Shortly after christmas, New York Times columnist Nicholas Kristof opened an account on Sina Weibo, a Chinese microblog service that, like Twitter, allows users to share short messages of up to 140 characters. Kristof began testing what topics would be censored. He found out quickly. One of his first messages was “Can we talk about Falun Gong?” — a reference to the spiritual movement banned by Beijing. Within an hour of his first post, Kristof’s account was canceled.
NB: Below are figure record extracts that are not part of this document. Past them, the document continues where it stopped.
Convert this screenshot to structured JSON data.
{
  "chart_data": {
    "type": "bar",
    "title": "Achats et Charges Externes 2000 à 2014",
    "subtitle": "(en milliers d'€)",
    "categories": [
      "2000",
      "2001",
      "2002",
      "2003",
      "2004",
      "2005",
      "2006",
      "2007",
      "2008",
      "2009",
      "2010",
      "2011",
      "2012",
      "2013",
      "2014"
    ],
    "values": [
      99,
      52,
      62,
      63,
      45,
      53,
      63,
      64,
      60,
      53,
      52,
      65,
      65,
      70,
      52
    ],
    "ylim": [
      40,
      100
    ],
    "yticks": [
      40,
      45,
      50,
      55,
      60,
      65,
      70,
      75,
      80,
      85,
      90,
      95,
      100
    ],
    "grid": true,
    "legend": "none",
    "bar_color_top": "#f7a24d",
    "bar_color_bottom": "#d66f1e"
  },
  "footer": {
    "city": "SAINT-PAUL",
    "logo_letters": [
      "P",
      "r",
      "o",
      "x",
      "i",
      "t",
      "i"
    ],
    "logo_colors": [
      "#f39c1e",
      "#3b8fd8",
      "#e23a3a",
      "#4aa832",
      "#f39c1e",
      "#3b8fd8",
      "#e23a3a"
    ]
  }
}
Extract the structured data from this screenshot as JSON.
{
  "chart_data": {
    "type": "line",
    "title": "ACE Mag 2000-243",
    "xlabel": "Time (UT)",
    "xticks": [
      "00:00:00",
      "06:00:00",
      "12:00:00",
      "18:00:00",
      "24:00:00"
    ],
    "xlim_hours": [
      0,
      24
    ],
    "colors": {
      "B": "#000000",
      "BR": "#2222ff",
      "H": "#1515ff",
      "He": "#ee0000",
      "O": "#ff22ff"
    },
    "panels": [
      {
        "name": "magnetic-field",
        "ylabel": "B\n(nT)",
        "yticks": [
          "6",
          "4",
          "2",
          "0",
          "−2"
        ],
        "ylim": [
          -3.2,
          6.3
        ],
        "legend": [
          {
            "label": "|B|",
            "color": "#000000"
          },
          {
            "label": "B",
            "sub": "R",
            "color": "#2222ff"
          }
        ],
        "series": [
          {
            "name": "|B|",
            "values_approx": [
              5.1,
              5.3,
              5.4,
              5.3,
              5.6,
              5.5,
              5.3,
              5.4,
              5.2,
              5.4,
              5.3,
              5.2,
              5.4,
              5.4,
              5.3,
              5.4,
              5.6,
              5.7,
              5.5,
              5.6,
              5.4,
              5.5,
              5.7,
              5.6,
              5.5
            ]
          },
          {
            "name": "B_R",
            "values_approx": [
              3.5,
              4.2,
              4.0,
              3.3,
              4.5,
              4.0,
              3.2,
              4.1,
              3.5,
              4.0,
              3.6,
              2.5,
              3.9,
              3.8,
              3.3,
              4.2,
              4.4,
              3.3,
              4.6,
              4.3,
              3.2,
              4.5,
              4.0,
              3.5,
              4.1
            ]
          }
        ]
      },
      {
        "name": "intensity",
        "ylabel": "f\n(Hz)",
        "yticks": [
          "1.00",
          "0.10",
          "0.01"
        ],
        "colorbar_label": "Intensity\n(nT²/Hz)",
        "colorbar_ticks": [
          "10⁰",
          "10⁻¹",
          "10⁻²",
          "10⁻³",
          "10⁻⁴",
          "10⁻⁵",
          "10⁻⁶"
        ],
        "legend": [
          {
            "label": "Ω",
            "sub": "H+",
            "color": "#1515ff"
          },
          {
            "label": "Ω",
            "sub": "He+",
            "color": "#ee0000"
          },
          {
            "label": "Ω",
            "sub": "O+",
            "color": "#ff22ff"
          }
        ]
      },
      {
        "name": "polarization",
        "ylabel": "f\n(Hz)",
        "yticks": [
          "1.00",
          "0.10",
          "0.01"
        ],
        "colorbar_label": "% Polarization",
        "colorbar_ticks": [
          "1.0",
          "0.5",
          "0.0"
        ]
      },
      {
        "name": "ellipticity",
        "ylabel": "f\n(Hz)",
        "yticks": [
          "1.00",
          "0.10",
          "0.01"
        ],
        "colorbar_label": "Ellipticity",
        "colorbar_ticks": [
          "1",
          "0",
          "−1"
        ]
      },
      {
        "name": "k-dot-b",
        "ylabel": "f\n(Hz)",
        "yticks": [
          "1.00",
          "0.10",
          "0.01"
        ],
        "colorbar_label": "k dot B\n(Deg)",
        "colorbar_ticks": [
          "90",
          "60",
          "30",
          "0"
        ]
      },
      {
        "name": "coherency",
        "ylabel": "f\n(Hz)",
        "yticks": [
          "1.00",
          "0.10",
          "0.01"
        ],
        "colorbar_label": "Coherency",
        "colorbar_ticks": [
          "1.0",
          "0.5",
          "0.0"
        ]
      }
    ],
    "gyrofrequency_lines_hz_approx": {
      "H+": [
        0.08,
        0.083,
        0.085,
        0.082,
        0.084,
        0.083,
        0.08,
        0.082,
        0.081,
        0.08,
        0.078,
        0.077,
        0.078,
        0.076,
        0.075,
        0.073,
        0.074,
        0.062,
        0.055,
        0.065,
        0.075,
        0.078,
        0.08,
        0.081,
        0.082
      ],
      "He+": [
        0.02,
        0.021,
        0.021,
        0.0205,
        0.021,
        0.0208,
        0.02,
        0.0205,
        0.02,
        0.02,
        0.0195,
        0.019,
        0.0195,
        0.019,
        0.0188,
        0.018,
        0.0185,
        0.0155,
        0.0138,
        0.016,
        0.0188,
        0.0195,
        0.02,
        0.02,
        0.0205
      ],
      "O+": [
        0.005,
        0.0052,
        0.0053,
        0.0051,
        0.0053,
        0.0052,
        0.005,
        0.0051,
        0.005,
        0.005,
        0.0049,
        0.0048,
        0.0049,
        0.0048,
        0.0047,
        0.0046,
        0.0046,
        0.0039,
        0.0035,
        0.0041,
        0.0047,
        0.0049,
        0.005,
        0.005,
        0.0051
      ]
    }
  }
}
At first glance it would seem that China’s new Internet is a lot like its old Internet. Overseas sites that are deemed sensitive — including YouTube, Facebook and Twitter, among thousands of others — are blocked, part of a network of control sometimes called the Great Firewall of China. Inside the wall, Chinese search engines won’t, for example, link to content to do with the 1989 Tiananmen crackdown, Nobel Peace Prize winner Liu Xiaobo or Tibetan independence; also, domestic Internet companies are required to delete any material that the authorities find objectionable. Even as China’s Netizens have rushed to embrace Web 2.0, an Internet in which users are more closely and quickly linked by social-networking services, microblogs and free video hosting, those rules have still applied.
Yet consider the case of another Weibo user who recently went silent. Just a couple of weeks before Kristof typed his initial Weibo tweets, Chinese computer scientist Fang Binxing took a stab at microblogging. In a message to the state-television host Jing Yidan, he wrote, “Hello, I’m also on Weibo now, but I won’t speak as daringly as you, ha-ha.” Scores of other Weibo users showered Fang with abuse. “Let us throw bricks at Fang Binxing as quickly as possible,” wrote one commenter. Why the scorn? Fang, the president of Beijing University of Posts and Telecommunications, is also known as the father of the Great Firewall for his work developing China’s censorship apparatus. In the increasingly freewheeling world of Sina Weibo, where the limits of what users can say are tested daily, Fang was unwelcome. He has since stopped posting messages.
Such is the nature of Chinese cyberspace today: the state pushes, and the people push back. For years, the Communist Party has tried to strike a balance between allowing just enough Internet access to harness the Web’s commercial and educational properties, and curbing content that the party reckons challenges its rule or gives citizens “wrong” ideas about greater liberty. As Tunisia and Egypt show, social media can fuel democratic uprisings — one of Beijing’s greatest fears. Indeed, in recent days the authorities have deleted public comments to even official stories about the Arab protests and blocked some results for searches of the word Egypt. Control is maintained by the threat of demotion, dismissal or imprisonment. Despite former U.S. President Bill Clinton’s assertion that policing the Internet is like “nailing Jell-O to a wall,” China’s censors have proved pretty adept at doing so.